Though adults were seen as an important source of emotional support, the children, in general, were less likely to turn to them for moral advice than to friends.

Forty-three percent reported that friends were their first preference for advice, and older respondents tended to rely more heavily on friends. While 23 percent of elementary-age children named friends as their preferred source of advice, 58 percent of high-school students did.

Religion was found to have a "high personal value for children in the ideal," but was less decisive in the practical shaping of their moral choices, according to the study.
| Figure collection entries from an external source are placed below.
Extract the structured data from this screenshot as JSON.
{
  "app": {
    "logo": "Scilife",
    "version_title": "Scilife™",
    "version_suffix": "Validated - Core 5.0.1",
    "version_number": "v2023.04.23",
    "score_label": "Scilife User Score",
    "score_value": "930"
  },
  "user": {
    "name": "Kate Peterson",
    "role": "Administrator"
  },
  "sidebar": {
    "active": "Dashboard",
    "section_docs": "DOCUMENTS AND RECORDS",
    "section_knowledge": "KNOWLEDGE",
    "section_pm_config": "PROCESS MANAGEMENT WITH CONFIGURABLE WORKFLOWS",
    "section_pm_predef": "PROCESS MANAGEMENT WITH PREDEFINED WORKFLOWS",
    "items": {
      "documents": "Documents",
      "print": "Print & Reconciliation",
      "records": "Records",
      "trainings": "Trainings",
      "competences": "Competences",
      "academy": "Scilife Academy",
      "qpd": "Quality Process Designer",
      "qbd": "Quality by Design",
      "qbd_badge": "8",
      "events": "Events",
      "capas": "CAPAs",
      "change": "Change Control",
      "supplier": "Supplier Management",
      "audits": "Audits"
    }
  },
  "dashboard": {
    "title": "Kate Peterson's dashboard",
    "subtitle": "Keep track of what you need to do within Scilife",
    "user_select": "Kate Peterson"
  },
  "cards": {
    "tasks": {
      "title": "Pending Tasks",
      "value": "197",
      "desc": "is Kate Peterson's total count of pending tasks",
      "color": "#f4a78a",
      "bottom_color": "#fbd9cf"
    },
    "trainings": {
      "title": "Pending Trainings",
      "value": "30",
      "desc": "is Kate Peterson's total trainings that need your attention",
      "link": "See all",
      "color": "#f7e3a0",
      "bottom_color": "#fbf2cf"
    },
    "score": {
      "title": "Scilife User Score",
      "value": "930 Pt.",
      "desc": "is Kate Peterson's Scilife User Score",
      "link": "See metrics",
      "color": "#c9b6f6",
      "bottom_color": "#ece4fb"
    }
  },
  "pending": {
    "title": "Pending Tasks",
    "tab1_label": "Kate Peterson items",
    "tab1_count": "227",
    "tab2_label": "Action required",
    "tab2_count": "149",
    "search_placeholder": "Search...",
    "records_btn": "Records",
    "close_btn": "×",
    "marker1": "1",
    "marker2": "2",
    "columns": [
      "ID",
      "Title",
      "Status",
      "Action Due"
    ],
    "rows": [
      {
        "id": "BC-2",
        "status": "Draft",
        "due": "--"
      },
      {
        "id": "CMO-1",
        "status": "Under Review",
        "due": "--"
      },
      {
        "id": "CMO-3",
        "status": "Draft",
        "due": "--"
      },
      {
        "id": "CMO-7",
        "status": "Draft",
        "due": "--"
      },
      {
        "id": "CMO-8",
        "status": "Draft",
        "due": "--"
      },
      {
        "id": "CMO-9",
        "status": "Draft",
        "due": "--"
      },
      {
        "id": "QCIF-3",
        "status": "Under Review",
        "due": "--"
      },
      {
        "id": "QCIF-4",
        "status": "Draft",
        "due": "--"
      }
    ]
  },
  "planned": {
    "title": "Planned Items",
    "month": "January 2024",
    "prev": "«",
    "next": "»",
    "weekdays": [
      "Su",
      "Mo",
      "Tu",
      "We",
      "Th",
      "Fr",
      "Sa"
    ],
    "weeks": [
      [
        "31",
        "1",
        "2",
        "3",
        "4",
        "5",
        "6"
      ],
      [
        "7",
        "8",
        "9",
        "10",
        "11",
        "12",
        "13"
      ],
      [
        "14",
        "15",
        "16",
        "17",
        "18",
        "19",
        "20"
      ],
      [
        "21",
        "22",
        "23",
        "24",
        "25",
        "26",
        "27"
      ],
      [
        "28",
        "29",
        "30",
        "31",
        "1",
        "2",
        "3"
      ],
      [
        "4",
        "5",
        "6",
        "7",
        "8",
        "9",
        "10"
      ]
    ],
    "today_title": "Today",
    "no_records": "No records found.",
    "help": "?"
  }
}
It was less influential among older children than younger ones.

Although 39 percent of the children said they prayed daily, and 34 percent said religious leaders had been an important influence in their lives, only 2 percent said they would turn to God first in resolving a moral predicament, and only 3 percent said they would go to a religious leader for help.

But, regardless of their form of moral orientation, children who frequently attended religious ceremonies or stressed religion's importance were found to be less likely to foresee instances in which they would lie, cheat, steal, drink alcohol under age, or make libertarian decisions about sexual behavior.

Affluence and Poverty

Throughout the findings, the researchers said, "the voices of children from the poorest of circumstances are most distinct because of the underlying tone of despair and futility for some."
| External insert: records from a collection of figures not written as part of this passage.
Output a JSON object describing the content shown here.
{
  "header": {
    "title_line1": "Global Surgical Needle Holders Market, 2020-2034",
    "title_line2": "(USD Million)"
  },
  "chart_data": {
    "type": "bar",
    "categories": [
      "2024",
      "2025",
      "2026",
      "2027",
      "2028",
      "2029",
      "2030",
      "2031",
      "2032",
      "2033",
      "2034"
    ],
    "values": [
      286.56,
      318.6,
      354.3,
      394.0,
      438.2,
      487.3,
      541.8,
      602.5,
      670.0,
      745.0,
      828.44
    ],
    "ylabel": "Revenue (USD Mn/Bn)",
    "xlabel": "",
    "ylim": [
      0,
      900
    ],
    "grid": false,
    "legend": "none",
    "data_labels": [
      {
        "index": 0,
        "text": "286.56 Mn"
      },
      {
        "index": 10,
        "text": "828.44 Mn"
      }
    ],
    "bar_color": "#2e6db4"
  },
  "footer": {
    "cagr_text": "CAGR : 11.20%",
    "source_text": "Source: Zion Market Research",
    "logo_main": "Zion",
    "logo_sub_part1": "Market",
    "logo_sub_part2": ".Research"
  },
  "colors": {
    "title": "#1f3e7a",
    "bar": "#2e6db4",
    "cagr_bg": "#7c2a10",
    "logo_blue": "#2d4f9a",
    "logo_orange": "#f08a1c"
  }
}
One finding bearing this out was that, although only 1 percent of the children over all said there were no adults who really cared for them, 7 percent of the poorest children felt this way.

Affluent children, on the other hand, revealed the greatest tendency toward uncertainty when facing moral dilemmas. Affluent high-school juniors and seniors were three times more likely than other young people, for example, not to know what to do when presented with a drink at a party. And 44 percent of the affluent respondents said they did not know what advice they would give to a pregnant friend, compared with 32 percent over all.
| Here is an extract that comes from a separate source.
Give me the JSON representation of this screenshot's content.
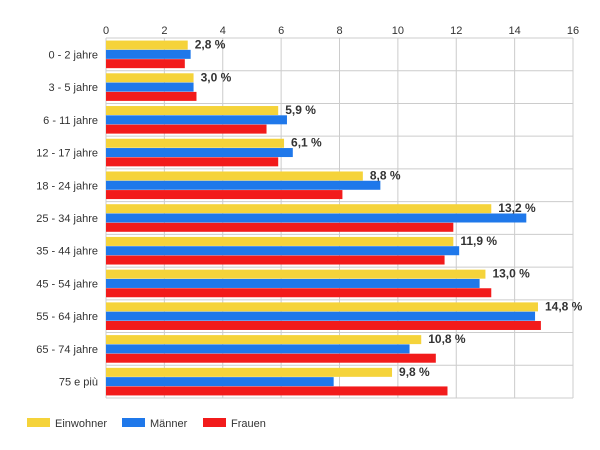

"One possible surmise from this evidence," the study suggests, "is that wealth is a generator of options, moral as well as social and economic, but that such options engender ambiguity and uncertainty as much as freedom."

Gender Distinctions

The study also noted significant differences related to gender. Girls, for example, were much more sexually restrained than boys, being half as likely to have sex in a long-term relationship and twice as likely to resist petting on a third date.

Girls also were more likely to be honest, more committed to public service, and more likely to choose personal satisfaction as a chief criterion in selecting a job. Boys were more likely to choose financial gain.

Boys, however, were twice as likely as girls to agree with the statement, accepted by 8 percent of respondents over all, that "suicide is all right, because a person has a right to do whatever he wants with himself."

Other significant findings included the following:

  • Problems children were most concerned with were not the same as those adults view as critical for them, such as teenage pregnancy, suicide, and school violence. Instead, most cited worries and pressures related to fulfilling the expectations of adults, with 60 percent to 80 percent citing pressure to obey parents and teachers, to get good grades, to prepare for the future, and to earn money.
  • Children have confidence in the ability of social institutions to solve America's problems. Ninety-two percent expressed confidence in the family, 89 in education, and 85 in government. The areas gaining least confidence were business and the press.
  • Children's sense of public responsibility was high--86 percent said they would vote in every election and 76 percent said they would give regularly to charity.
  • Commitment to military or voluntary service was substantially lower than commitment to other civic responsibilities. Nineteen percent said they would not fight for their country under any circumstances, and 60 percent were unwilling to volunteer for national service of any kind for a year.
  • Most children were family-oriented and not work-oriented, with 35 percent choosing "getting married and having a good family" as their most important personal aspiration, while 13 percent chose "making money'' and 6 percent chose "meaningful work."